## CGAL::regular_neighbor_coordinates_2

### Definition

The function regular_neighbor_coordinates_2 computes natural neighbor coordinates, also called Sibson's coordinates, for weighted 2D points provided a two-dimensional regular triangulation and a (weighted) query point inside the convex hull of the vertices of the triangulation. We call these coordinates regular neighbor coordinates.

#include <CGAL/regular_neighbor_coordinates_2.h>

template < class Rt, class OutputIterator >
CGAL::Triple< OutputIterator, typename Rt::Geom_traits::FT, bool >
 regular_neighbor_coordinates_2 ( Rt rt, typename Rt::Weighted_point p, OutputIterator out, typename Rt::Face_handle start = typename Rt::Face_handle())
computes the regular neighbor coordinates for p with respect to the weighted points in the two-dimensional regular triangulation rt. The template class Rt should be of type Regular_triangulation_2<Traits, Tds>. The value type of the OutputIterator is a pair of Rt::Weighted_point and the coordinate value of type Rt::Geom_traits::FT. The sequence of point/coordinate pairs that is computed by the function is placed starting at out. The function returns a triple with an iterator that is placed past-the-end of the resulting sequence of point/coordinate pairs, the normalization factor of the coordinates and a boolean value which is set to true iff the coordinate computation was successful, i.e. if p lies inside the convex hull of the points in rt.

template <class Rt, class OutputIterator, class EdgeIterator, class VertexIterator >
CGAL::Triple< OutputIterator, typename Traits::FT, bool >
 regular_neighbor_coordinates_2 ( Rt rt, typename Traits::Weighted_point p, OutputIterator out, EdgeIterator hole_begin, EdgeIterator hole_end, VertexIterator hidden_vertices_begin, VertexIterator hidden_vertices_end)
The same as above. hole_begin and hole_end determines the iterator range over the boundary edges of the conflict zone of p in the triangulation rt. hidden_vertices_begin and hidden_vertices_end determines the iterator range over the hidden vertices of the conflict zone of p inrt. It is the result of the function T.get_boundary_of_conflicts(p,std::back_inserter(hole), std::back_inserter(hidden_vertices), start), see Regular_triangulation_2<Traits, Tds>.

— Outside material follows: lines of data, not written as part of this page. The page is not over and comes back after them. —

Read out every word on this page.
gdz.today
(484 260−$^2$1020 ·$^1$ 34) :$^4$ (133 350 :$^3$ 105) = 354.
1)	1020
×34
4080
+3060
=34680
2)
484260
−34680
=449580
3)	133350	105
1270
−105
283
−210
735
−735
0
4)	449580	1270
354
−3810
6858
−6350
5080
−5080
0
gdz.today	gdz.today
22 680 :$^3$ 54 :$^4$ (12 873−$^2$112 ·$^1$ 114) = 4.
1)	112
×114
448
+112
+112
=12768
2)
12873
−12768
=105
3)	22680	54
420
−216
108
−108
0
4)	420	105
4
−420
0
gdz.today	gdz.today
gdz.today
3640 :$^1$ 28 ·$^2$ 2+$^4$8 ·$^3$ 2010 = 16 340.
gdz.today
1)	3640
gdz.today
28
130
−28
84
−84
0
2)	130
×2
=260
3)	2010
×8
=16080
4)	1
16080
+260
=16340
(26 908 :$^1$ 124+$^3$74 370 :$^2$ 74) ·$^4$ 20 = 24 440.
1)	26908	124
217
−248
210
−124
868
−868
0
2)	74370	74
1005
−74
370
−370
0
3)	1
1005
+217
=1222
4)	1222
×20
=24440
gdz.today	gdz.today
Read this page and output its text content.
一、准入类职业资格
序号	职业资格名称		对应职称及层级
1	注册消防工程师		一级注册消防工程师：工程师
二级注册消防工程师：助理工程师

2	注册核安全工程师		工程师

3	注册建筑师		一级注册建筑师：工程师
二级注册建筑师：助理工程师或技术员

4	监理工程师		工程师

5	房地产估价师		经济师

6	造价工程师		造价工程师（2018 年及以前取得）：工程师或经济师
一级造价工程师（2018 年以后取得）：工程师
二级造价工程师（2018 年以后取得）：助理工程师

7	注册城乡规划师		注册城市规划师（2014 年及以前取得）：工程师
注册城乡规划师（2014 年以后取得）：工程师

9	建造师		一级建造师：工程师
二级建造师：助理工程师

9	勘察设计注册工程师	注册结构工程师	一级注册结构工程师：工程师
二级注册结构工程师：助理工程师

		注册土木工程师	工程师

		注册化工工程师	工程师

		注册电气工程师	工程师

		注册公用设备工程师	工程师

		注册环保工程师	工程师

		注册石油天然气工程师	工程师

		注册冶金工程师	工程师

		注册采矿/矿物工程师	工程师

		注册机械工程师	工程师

template <class Rt, class OutputIterator>
CGAL::Triple< OutputIterator, typename Rt::Geom_traits::FT, bool >
 regular_neighbor_coordinates_2 ( Rt rt, typename Rt::Vertex_handle vh, OutputIterator out)
This function computes the regular neighbor coordinates of the point vh->point() with respect to the vertices of rt excluding vh->point(). The same as above for the remaining parameters.

### Requirements

1. Rt are equivalent to the class Regular_triangulation_2<Traits, Tds>.
2. The traits class Traits of Rt is a model of the concept RegularTriangulationTraits_2. It provides the number type FT which is a model for FieldNumberType and it must meet the requirements for the traits class of the polygon_area_2 function. A model of this traits class is Regular_triangulation_euclidean_traits_2<K, Weight>.
3. OutputIterator::value_type is equivalent to std::pair<Rt::Weighted_point, Rt::Geom_traits::FT>, i.e. a pair associating a point and its regular neighbor coordinate.

### Implementation

This function computes the areas stolen from the Voronoi cells of points in rt by the insertion of p. The total area of the Voronoi cell of p is also computed and returned by the function. If p lies outside the convex hull, the coordinate values cannot be computed and the third value of the result triple is set to false.